Primeiro, o aumento de juros do Japão somado à dificuldade de fechar o diferencial entre EUA e Japão mantém o iene em uma condição de fraqueza e depreciação, elevando bastante a competitividade exportadora do Japão. Isso pressiona diretamente a fatia da indústria manufatureira da China nos mercados de comércio global, criando desgaste interno de competição industrial na Ásia Oriental.

Segundo, o iene é uma moeda global central de carry trade.

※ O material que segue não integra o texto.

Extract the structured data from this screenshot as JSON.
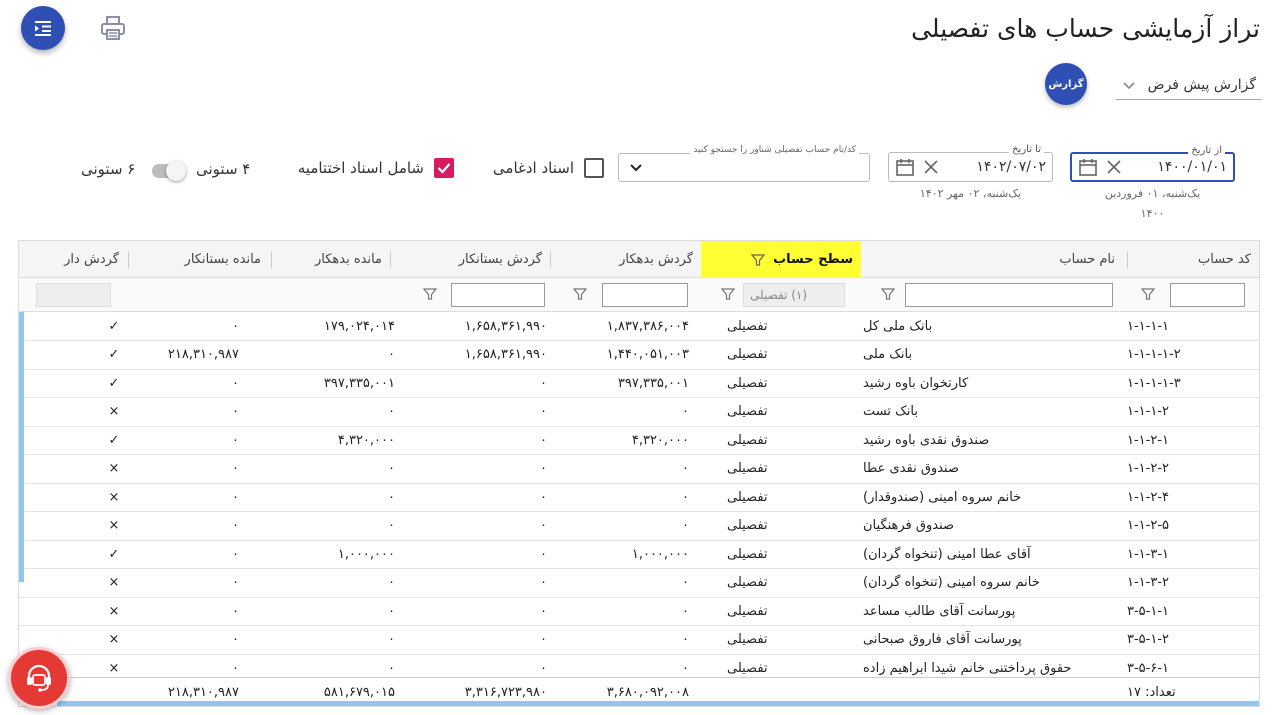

A continuidade de aumentos de juros pelo Japão desencadeará o fechamento em massa das posições de carry do iene em escala global. Então, grandes volumes de capital continuarão retornando ao Japão vindos da Ásia Oriental, Sudeste Asiático e economias emergentes da Ásia Central, apertando de forma forte a liquidez na região.

Terceiro, com a liquidez consolidada da Ásia Oriental apertada e a economia enfraquecendo, a demanda de importação regional será diretamente reduzida. Isso espreme a vitalidade econômica da 🇨🇳 tanto do lado do comércio quanto do lado dos fluxos de capital, em duas direções.

Em resumo, o cenário macro global atual já formou um ciclo fechado definitivo. Os EUA saem de forma ativa da “arma geopolítica do petróleo caro”, evitando o risco de efeito reverso na própria economia e de colapso sistêmico global. Em seguida, ativam um novo conjunto de ferramentas: redução de balanço do Fed + política monetária do Japão travada + dólar forte forçando a desvalorização na Europa e no Japão. No final, o objetivo é: a inflação global não perde força, moedas fora dos EUA seguem sob pressão, Europa e Japão são forçados a continuar em aperto monetário, e a liquidez na Ásia segue contraindo.

Toda a estratégia avança em camadas, com repasse contínuo e sem falhas, travando completamente o espaço de recuperação das economias globais fora dos EUA, ampliando continuamente as diferenças econômicas e financeiras entre os EUA e o resto do mundo, e consolidando a vantagem absoluta de dominação do sistema do dólar. Essa é a lógica fundamental de base para o desempenho da economia global e dos mercados de capitais no médio e longo prazo.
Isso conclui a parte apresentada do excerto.